The former US administrator in Iraq said on Wednesday his biggest regret was not getting a grip on the country's dangerous security situation before the formal transfer of authority to Iraqis.
Speaking outside the White House, Mr Paul Bremer said he was very relieved to be back in America after quietly handing over sovereignty to a new Iraqi interim government on Monday.
"It's like having a rather large weight lifted off my shoulders," he said in an interview with ABC's Good Morning America show.
But Mr Bremer said he was sorry not to have brought more stability to Iraq, where insurgents launch daily attacks and the death toll is rising for US forces and Iraqis.
"The greatest regret has to be that we were not able to get the security situation under better control by the end of the occupation," said Mr Bremer.
Despite not being able to get a grip on security, Mr Bremer said he believed Iraq was a better place after 14 months of US occupation and the ouster of President Saddam Hussein.
Still wearing trademark combat boots and a dark business suit, Mr Bremer was optimistic Iraq's interim government would be successful and hailed Prime Minister Iyad Allawi as a "tough guy" with a very able Cabinet.
"Saddam's henchmen tried to kill him in the middle of the night, four o'clock in the morning.
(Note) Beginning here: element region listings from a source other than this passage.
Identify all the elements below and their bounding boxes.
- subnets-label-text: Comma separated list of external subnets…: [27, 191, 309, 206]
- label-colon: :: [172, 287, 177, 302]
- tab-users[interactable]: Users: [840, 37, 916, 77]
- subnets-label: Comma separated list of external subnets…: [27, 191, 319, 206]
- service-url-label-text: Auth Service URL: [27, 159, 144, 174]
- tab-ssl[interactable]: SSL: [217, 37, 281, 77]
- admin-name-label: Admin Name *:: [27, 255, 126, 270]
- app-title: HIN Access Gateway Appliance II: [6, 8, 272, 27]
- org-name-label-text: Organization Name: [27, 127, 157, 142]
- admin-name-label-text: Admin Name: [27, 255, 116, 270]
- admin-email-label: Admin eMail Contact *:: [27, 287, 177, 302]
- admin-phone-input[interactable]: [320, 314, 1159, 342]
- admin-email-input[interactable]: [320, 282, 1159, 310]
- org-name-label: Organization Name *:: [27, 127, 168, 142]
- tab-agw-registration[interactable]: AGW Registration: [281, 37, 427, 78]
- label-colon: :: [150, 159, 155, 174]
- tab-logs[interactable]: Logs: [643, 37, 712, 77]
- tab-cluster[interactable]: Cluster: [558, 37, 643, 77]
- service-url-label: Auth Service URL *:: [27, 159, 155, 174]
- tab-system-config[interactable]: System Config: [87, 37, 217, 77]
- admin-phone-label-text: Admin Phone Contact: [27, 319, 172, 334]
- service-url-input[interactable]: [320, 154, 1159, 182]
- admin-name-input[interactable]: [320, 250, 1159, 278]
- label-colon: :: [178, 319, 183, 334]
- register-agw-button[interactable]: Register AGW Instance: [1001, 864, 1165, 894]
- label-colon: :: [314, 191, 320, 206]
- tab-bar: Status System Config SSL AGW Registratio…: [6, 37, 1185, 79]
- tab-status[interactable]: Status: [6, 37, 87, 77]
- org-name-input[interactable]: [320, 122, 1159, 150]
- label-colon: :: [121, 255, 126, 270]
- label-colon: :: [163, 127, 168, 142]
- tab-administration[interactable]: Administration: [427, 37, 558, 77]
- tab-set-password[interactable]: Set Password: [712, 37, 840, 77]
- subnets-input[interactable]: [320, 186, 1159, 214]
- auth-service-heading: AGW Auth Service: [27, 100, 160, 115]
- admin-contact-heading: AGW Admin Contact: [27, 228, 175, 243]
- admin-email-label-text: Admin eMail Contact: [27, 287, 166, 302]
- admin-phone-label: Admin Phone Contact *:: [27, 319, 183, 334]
Two of them arrived with axes and tried to kill him. Almost severed his right leg, severely wounded him and his wife. He spent a year in prison. He came back. He is a tough guy," he said.
"This is going to be a difficult period in the months ahead but I'm confident they're going to succeed," he added.
He welcomed the handover of Saddam to Iraq's legal authorities on Wednesday and said he would get the kind of justice denied his own people.
"It symbolizes how much better this country is today than it was a year ago when Saddam and his tyrants still had their hands at the throats of the Iraqi people. They are going to be very pleased to see him stand trial," Mr Bremer told NBC's Today show.
Saddam is the legal responsibility of the new Iraqi authority but is still in the physical custody of US forces.
Asked whether he feared when Saddam was finally handed over physically to the Iraqis, his supporters would try to overrun a prison and free him, Mr Bremer said: "The more likely scenario is that a bunch of people who want to kill him take him over and hack him to pieces.
"We will hold onto him until we are confident the Iraqis can handle him."